This was another volatile week for Bitcoin and most major altcoins as the US banking sector came under renewed stress, while investors digested the Fed’s latest interest rate decision. Even though cryptos initially lost some ground after First Republic Bank’s collapse, they quickly recouped their losses and added more gains on the back of some dovish commentary in the latest FOMC meeting. Will cryptos manage to storm to fresh highs?

Fed aftermath

Βitcoin has been rising after the latest US monetary decision on Wednesday in which the Fed proceeded with a much-anticipated 25 basis points hike and signalled that this could be the final interest rate hike in this tightening cycle. However, Fed policymakers left the door open by stating that the future decisions will be data dependent, providing a mixed outlook for crypto investors.

It is common knowledge that the dramatic rise in interest rates inflicted severe damage on risky assets and especially cryptocurrencies, thus any signs that tilt towards a more accommodative Fed will be welcomed by cryptocurrency bulls. Considering that a Fed pause is currently the base case scenario for markets, digital assets are likely to gain on any event that will trigger speculation about faster rate cuts. Keeping that in mind, the crypto market is likely to experience heightened volatility in the days surrounding major data releases such as NFP or inflation reports.

Banking turmoil

Bitcoin and the broader crypto space are gaining as banking sector jitters continue to ripple across markets. Following the collapse of First Republic Bank last weekend, the focus now shifts to PacWest Bancorp, whose shares have been heavily beaten down in the past few days. Undoubtedly, the occurrence of another systemic event is likely to erode even more the confidence in fiat currencies, allowing cryptos to capitalise on their decentralised nature.

Generally, banks are likely to continue to struggle moving forward in 2023 as yield curves remain deeply inverted. The question that lies ahead is whether the Fed will be forced to cut rates sooner to prevent further fallout, with such a scenario being bullish for cryptos.

Regulatory concerns

Cryptocurrencies have been trading within a tight range for the past month despite improving macroeconomic conditions. Many traders attribute this consolidation to the ongoing regulatory assault by US policymakers, who have mainly targeted leading crypto exchanges such as Coinbase and Binance. In the latest episode, the US Securities and Exchange Commission (SEC) did not include a definition of digital assets in its 2023 hedge fund ruling, reversing its initial decision and depriving markets from a positive step towards clearer regulations within the crypto space.

Technical levels to watch

BTCUSD (Bitcoin) has been in a steady recovery after jumping back above its 50-day simple moving average (SMA).  However, should this latest rebound fail to strengthen, the price would be on track to extend its structure of lower highs, which is a bearish technical signal.

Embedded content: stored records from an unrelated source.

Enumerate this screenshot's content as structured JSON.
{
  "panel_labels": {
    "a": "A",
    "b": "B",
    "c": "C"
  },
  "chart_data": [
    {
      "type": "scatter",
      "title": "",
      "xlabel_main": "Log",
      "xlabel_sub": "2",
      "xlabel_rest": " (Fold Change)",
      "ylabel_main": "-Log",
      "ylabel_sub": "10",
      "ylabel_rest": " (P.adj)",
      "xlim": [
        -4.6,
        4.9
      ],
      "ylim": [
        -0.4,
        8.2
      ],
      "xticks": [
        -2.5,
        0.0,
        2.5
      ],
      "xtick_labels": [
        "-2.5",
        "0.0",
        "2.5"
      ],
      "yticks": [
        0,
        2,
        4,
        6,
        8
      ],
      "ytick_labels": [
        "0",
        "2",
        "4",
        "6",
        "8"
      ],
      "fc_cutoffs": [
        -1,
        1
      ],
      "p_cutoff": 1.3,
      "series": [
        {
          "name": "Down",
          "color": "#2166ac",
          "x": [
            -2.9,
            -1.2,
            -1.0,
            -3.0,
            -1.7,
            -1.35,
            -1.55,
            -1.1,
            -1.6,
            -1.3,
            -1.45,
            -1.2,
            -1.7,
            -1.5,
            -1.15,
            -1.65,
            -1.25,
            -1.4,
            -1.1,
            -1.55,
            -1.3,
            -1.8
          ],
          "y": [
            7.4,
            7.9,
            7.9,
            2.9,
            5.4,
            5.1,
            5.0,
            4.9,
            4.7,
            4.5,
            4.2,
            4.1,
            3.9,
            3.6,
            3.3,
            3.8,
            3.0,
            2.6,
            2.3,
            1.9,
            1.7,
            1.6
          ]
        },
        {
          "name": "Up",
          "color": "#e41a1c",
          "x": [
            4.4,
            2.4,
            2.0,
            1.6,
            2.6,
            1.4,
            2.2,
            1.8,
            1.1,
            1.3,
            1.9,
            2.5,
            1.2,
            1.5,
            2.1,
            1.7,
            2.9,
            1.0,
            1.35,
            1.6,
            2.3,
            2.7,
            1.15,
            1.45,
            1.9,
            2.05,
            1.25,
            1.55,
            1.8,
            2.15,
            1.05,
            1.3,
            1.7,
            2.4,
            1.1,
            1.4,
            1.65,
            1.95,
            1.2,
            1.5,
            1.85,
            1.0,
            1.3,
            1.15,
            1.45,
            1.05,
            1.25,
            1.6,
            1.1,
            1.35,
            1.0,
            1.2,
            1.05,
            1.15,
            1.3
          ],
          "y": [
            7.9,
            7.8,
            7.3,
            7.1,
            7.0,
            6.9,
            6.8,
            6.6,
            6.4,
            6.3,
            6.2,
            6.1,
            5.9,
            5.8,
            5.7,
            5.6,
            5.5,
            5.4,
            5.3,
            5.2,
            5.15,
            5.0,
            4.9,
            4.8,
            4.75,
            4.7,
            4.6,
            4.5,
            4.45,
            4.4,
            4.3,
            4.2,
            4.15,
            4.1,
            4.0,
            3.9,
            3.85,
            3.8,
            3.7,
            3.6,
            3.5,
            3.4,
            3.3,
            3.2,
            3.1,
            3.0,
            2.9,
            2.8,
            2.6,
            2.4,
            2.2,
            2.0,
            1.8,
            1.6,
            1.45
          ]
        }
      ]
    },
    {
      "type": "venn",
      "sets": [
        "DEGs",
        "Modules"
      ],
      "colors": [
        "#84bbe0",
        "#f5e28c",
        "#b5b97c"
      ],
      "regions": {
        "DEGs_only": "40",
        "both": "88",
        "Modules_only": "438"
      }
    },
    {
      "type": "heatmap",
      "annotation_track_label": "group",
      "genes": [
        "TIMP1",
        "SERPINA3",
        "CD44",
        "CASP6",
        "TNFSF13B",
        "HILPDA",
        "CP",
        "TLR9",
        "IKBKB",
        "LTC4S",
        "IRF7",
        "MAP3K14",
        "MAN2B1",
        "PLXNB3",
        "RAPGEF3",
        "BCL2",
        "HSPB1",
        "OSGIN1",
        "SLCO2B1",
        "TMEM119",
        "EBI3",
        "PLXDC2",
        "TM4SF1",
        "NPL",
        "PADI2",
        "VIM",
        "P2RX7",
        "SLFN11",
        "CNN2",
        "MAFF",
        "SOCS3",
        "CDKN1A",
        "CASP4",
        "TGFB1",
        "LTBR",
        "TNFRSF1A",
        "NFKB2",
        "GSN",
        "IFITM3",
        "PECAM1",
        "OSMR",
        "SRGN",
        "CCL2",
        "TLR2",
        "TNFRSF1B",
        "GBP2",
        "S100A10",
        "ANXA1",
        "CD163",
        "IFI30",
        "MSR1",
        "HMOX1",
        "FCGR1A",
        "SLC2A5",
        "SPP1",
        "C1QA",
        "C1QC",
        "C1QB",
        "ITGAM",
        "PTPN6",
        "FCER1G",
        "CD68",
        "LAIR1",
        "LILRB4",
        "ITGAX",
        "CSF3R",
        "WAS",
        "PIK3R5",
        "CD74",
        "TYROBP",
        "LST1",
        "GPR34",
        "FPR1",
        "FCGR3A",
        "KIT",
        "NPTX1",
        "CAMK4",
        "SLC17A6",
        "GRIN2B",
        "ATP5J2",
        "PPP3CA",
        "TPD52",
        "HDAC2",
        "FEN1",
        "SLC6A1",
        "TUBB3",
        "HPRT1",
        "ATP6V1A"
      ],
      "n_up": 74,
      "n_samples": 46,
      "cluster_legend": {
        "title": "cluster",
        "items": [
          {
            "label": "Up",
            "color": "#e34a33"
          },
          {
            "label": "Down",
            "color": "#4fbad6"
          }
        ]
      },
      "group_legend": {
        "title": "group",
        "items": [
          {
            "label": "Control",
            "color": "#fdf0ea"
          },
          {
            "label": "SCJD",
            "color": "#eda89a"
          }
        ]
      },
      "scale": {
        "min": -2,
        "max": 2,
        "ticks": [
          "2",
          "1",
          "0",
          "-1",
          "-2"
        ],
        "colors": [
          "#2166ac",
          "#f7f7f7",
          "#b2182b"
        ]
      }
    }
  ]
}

If the rebound extends above the crucial $30,000 psychological mark, the 10-month peak of $31,064 could act as the first barrier for the bulls to clear. Even higher, the price could challenge $31,852, which is the 50.0% Fibonacci retracement of the 48,226-15,479 downtrend.

Alternatively, another round of weakness could bring the 38.2% Fibo of $27,988 under examination. A break beneath that zone could set the stage for the April low of $26,945.